Beyond fan engagement
Although the partnership begins with fans, Jarrar said Gemini’s potential could extend to the work of the football associations themselves.
He said the partnership could strengthen “commercial and marketing value” by helping media offices draft press releases, translate them instantly into multiple languages, plan digital content schedules, and improve accessibility for people with disabilities through text-to-speech and speech-to-text tools.
AI could also analyze fan engagement data to help marketing departments make better decisions, Jarrar said. He added that Google would continue exploring different opportunities with football associations in the Arab world, suggesting that practical uses inside sports institutions may develop gradually after the first fan-focused experiences are launched.
That path could matter for associations managing large audiences across several platforms and languages. The challenge is no longer just publishing a statement or designing a post. It is building a continuous content cycle around the team, measuring engagement, personalizing messages, and reaching fans at home and abroad.
Testing the value
The final question is whether AI will add real value or simply another layer to the digital experience.

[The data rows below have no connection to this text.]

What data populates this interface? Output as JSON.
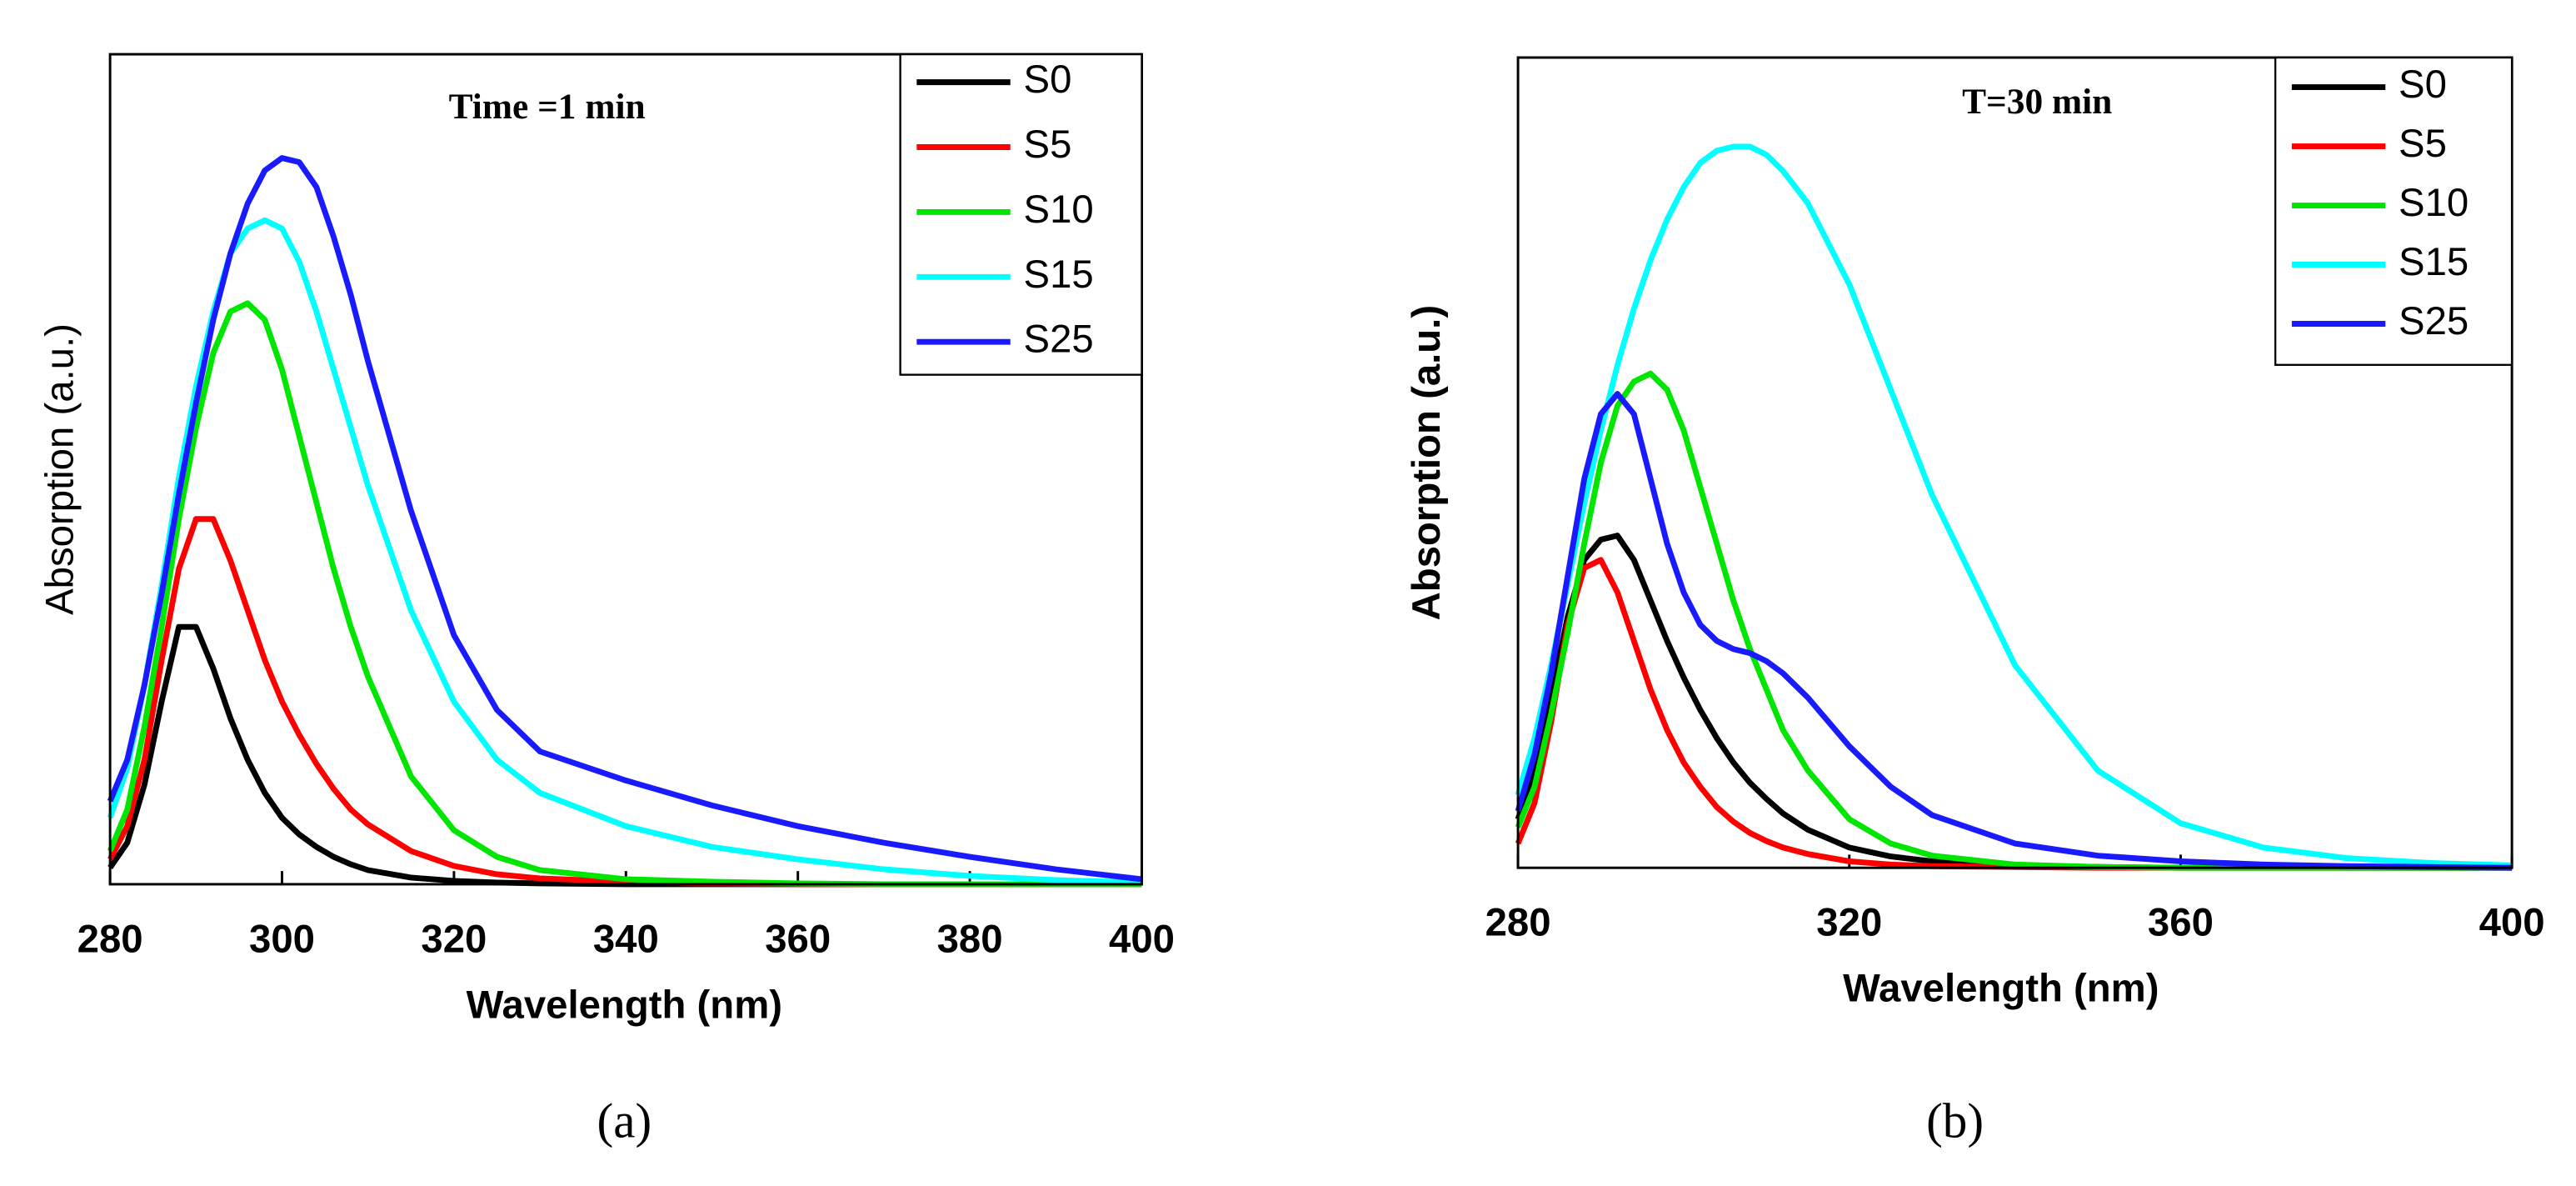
{
  "chart_data": [
    {
      "type": "line",
      "title": "Time =1 min",
      "x_label": "Wavelength (nm)",
      "y_label": "Absorption (a.u.)",
      "panel_label": "(a)",
      "legend": "upper right",
      "xlim": [
        280,
        400
      ],
      "xticks": [
        280,
        300,
        320,
        340,
        360,
        380,
        400
      ],
      "ylim": [
        0,
        1
      ],
      "x": [
        280,
        282,
        284,
        286,
        288,
        290,
        292,
        294,
        296,
        298,
        300,
        302,
        304,
        306,
        308,
        310,
        315,
        320,
        325,
        330,
        340,
        350,
        360,
        370,
        380,
        390,
        400
      ],
      "series": [
        {
          "name": "S0",
          "color": "#000000",
          "values": [
            0.02,
            0.05,
            0.12,
            0.22,
            0.31,
            0.31,
            0.26,
            0.2,
            0.15,
            0.11,
            0.08,
            0.06,
            0.045,
            0.033,
            0.024,
            0.017,
            0.008,
            0.004,
            0.002,
            0.001,
            0,
            0,
            0,
            0,
            0,
            0,
            0
          ]
        },
        {
          "name": "S5",
          "color": "#ff0000",
          "values": [
            0.03,
            0.07,
            0.15,
            0.27,
            0.38,
            0.44,
            0.44,
            0.39,
            0.33,
            0.27,
            0.22,
            0.18,
            0.145,
            0.115,
            0.09,
            0.072,
            0.04,
            0.022,
            0.012,
            0.007,
            0.003,
            0.001,
            0,
            0,
            0,
            0,
            0
          ]
        },
        {
          "name": "S10",
          "color": "#00e600",
          "values": [
            0.04,
            0.09,
            0.19,
            0.31,
            0.44,
            0.55,
            0.64,
            0.69,
            0.7,
            0.68,
            0.62,
            0.54,
            0.46,
            0.38,
            0.31,
            0.25,
            0.13,
            0.065,
            0.033,
            0.017,
            0.006,
            0.003,
            0.001,
            0,
            0,
            0,
            0
          ]
        },
        {
          "name": "S15",
          "color": "#00ffff",
          "values": [
            0.08,
            0.14,
            0.24,
            0.36,
            0.49,
            0.6,
            0.69,
            0.76,
            0.79,
            0.8,
            0.79,
            0.75,
            0.69,
            0.62,
            0.55,
            0.48,
            0.33,
            0.22,
            0.15,
            0.11,
            0.07,
            0.045,
            0.03,
            0.018,
            0.01,
            0.005,
            0.002
          ]
        },
        {
          "name": "S25",
          "color": "#1a1aff",
          "values": [
            0.1,
            0.15,
            0.24,
            0.35,
            0.47,
            0.58,
            0.68,
            0.76,
            0.82,
            0.86,
            0.875,
            0.87,
            0.84,
            0.78,
            0.71,
            0.63,
            0.45,
            0.3,
            0.21,
            0.16,
            0.125,
            0.095,
            0.07,
            0.05,
            0.033,
            0.018,
            0.006
          ]
        }
      ]
    },
    {
      "type": "line",
      "title": "T=30 min",
      "x_label": "Wavelength (nm)",
      "y_label": "Absorption (a.u.)",
      "panel_label": "(b)",
      "legend": "upper right",
      "xlim": [
        280,
        400
      ],
      "xticks": [
        280,
        320,
        360,
        400
      ],
      "ylim": [
        0,
        1
      ],
      "x": [
        280,
        282,
        284,
        286,
        288,
        290,
        292,
        294,
        296,
        298,
        300,
        302,
        304,
        306,
        308,
        310,
        312,
        315,
        320,
        325,
        330,
        340,
        350,
        360,
        370,
        380,
        390,
        400
      ],
      "series": [
        {
          "name": "S0",
          "color": "#000000",
          "values": [
            0.06,
            0.12,
            0.21,
            0.31,
            0.38,
            0.405,
            0.41,
            0.38,
            0.33,
            0.28,
            0.235,
            0.195,
            0.16,
            0.13,
            0.105,
            0.085,
            0.067,
            0.047,
            0.025,
            0.014,
            0.008,
            0.003,
            0.001,
            0,
            0,
            0,
            0,
            0
          ]
        },
        {
          "name": "S5",
          "color": "#ff0000",
          "values": [
            0.03,
            0.08,
            0.18,
            0.3,
            0.37,
            0.38,
            0.34,
            0.28,
            0.22,
            0.17,
            0.13,
            0.1,
            0.075,
            0.057,
            0.043,
            0.033,
            0.025,
            0.017,
            0.008,
            0.004,
            0.002,
            0.001,
            0,
            0,
            0,
            0,
            0,
            0
          ]
        },
        {
          "name": "S10",
          "color": "#00e600",
          "values": [
            0.05,
            0.1,
            0.19,
            0.29,
            0.4,
            0.5,
            0.57,
            0.6,
            0.61,
            0.59,
            0.54,
            0.47,
            0.4,
            0.33,
            0.27,
            0.22,
            0.17,
            0.12,
            0.06,
            0.03,
            0.015,
            0.004,
            0.001,
            0,
            0,
            0,
            0,
            0
          ]
        },
        {
          "name": "S15",
          "color": "#00ffff",
          "values": [
            0.09,
            0.16,
            0.25,
            0.35,
            0.45,
            0.54,
            0.62,
            0.69,
            0.75,
            0.8,
            0.84,
            0.87,
            0.885,
            0.89,
            0.89,
            0.88,
            0.86,
            0.82,
            0.72,
            0.59,
            0.46,
            0.25,
            0.12,
            0.055,
            0.025,
            0.012,
            0.006,
            0.003
          ]
        },
        {
          "name": "S25",
          "color": "#1a1aff",
          "values": [
            0.07,
            0.14,
            0.24,
            0.36,
            0.48,
            0.56,
            0.585,
            0.56,
            0.48,
            0.4,
            0.34,
            0.3,
            0.28,
            0.27,
            0.265,
            0.255,
            0.24,
            0.21,
            0.15,
            0.1,
            0.065,
            0.03,
            0.015,
            0.008,
            0.004,
            0.002,
            0.001,
            0
          ]
        }
      ]
    }
  ]
}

Jarrar acknowledged that this is the first time Google has supported football associations in the Arab world in this way, and said the company is “very excited about the upcoming results.”
He said the aim is to develop the digital fan experience, allowing supporters to cheer for their teams through images, video, or music as if they were on the pitch, even when they cannot travel or attend matches in person.
The role of technology, he said, is to “bring fans closer to the teams, and the teams closer to the fans,” while monitoring digital engagement across platforms in the coming period.
In that sense, the partnership is an early test of how AI can enter Arab sports. Its success will not be measured only by how many images, songs, or clips fans produce. It will depend on whether these tools make fans feel closer to their teams, and whether football associations can use technology to improve communication, rather than simply add to the digital noise around matches.